Compelling Personal Story, Conservative Politics Help Rubio

In addition to hitting Crist as a political opportunist, Rubio has run on his biography, arguing that only in America can the child of refugees from Cuba rise to be a successful lawyer. And it's the American system of free enterprise, according to Rubio, that makes his rise possible.

Rubio's most recent TV ad makes oblique mention of Crist and warns that Washington won't improve "if we keep electing politicians who will say or do anything just to hold office."

But he also has personal financial problems that Democrats and Crist have tried to say make him hypocritical in areas of national fiscal responsibility.

In order to have a chance, according to Smith, Crist, who is closer in polls to Rubio, has to convince Democrats not to vote for Rep. Kendrick Meek, according to Smith.

Democrats Back Meek Even as Crist Pursues Democratic Votes

Meek has attacked Crist in recent TV ads, one of which strings together clips from when Crist was a Republican and praised people like former Florida Gov. Jeb Bush and Alaska Gov. Sarah Palin.

"I'm a pro-life, pro-gun, anti-tax Republican," Crist says at one point in the ad. Watch it here.

Even so, it might be to Democrats benefit in some ways to back Crist. He is perceived as having a better chance to beat Rubio and Democrats could convince him to join their caucus even if he remains technically independent. With the balance of power in Washington in play, that vote could be key.

"Kendrick Meek is our candidate for the United States Senate in Florida," Sen. Bob Menendez, who chairs Democratic Senators' campaign arm, said at an appearance in Washington this week. "And as this race in the next 30-some-odd days, I think will give Kendrick an opportunity to rise significantly in the polls.

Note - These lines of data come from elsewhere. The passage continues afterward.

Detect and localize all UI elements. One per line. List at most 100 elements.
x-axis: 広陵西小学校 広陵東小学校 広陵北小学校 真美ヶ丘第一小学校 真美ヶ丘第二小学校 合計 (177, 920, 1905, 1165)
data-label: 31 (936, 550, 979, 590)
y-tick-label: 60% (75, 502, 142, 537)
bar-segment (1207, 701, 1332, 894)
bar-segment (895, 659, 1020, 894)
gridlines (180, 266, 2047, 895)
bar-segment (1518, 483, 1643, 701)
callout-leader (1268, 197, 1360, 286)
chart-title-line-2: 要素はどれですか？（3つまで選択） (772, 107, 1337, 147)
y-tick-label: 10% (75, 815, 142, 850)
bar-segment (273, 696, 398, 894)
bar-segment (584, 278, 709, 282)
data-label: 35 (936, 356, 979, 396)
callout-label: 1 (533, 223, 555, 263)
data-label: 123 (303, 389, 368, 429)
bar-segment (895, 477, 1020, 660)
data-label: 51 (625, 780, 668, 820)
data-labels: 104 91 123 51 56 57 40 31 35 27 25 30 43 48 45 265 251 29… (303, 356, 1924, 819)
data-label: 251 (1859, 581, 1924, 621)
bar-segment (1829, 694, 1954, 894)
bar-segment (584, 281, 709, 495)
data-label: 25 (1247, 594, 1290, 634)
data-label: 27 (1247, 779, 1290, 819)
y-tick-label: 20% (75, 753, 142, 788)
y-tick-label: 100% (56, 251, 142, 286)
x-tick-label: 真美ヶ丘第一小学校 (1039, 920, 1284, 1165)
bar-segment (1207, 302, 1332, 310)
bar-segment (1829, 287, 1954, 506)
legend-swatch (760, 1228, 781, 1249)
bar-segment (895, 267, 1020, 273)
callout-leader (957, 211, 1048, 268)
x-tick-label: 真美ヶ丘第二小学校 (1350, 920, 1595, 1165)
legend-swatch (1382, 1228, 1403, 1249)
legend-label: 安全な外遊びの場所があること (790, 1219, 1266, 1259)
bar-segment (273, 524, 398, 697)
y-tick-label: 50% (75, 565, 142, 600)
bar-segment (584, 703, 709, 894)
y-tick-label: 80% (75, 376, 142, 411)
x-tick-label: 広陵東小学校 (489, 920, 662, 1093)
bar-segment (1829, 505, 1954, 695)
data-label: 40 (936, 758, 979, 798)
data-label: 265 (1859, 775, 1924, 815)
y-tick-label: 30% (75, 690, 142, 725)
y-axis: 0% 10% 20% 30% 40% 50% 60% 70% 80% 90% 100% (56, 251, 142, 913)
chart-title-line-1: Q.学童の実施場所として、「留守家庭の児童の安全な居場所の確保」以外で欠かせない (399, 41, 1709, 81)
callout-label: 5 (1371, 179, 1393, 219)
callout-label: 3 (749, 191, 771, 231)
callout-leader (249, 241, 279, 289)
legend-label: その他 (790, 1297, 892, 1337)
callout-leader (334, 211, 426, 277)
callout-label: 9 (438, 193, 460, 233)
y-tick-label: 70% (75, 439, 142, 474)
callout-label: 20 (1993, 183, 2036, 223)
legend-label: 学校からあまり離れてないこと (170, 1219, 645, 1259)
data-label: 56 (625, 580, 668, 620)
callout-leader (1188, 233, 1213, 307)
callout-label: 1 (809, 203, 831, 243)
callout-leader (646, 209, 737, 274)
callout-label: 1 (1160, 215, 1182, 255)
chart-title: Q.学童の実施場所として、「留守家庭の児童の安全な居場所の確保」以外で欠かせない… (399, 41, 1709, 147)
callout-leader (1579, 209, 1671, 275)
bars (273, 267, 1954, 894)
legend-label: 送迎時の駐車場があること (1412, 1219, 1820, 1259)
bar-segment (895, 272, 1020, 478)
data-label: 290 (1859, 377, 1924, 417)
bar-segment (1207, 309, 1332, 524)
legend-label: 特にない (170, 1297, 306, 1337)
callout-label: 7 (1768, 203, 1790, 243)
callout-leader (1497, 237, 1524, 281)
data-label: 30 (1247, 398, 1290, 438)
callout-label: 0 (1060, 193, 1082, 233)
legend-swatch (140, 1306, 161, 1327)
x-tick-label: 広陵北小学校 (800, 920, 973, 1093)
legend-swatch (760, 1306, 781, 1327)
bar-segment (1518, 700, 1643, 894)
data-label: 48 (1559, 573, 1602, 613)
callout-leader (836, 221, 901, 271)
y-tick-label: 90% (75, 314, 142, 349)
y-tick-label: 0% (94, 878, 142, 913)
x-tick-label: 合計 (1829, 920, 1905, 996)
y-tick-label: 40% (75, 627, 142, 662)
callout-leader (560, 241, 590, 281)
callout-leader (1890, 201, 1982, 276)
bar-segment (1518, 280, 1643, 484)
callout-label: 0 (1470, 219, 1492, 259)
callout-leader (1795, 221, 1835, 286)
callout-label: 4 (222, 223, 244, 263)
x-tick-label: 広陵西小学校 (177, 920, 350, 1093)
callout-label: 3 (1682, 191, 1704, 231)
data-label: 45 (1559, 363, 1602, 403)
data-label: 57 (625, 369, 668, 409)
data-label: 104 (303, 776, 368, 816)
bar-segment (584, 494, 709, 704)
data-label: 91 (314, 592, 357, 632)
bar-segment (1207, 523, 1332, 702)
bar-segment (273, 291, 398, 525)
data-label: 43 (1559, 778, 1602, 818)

"Governor Crist is not doing that well in the polls, and I think when people are looking for a real choice, they will increasingly turn to Kendrick," he said. "So I'm not expecting Gov. Crist coming, I'm expecting Kendrick Meek to come, and he will caucus with the Democrats."

Only Two Independents Currently in Congress

There are currently two independents in Congress, but both, Joe Lieberman of Connecticut and Bernie Sanders of Vermont, side with Democrats in most procedural votes.

Sen. Lisa Murkowski of Alaska lost the Republican primary there to attorney and Tea Party favority Joe Miller. She is mounting a write-in campaign, but has said she would still caucus with Republicans if reelected.

Who Crist would caucus with if he wins has the been a subject of great speculation. He has not said who he would caucus with, but has said he would instead look out for the best interests of the people of Florida. That might sound good to voters, but it would make his vote a hot commodity in the Senate, where the minority party can bring business to a standstill with 41 votes on procedural matters.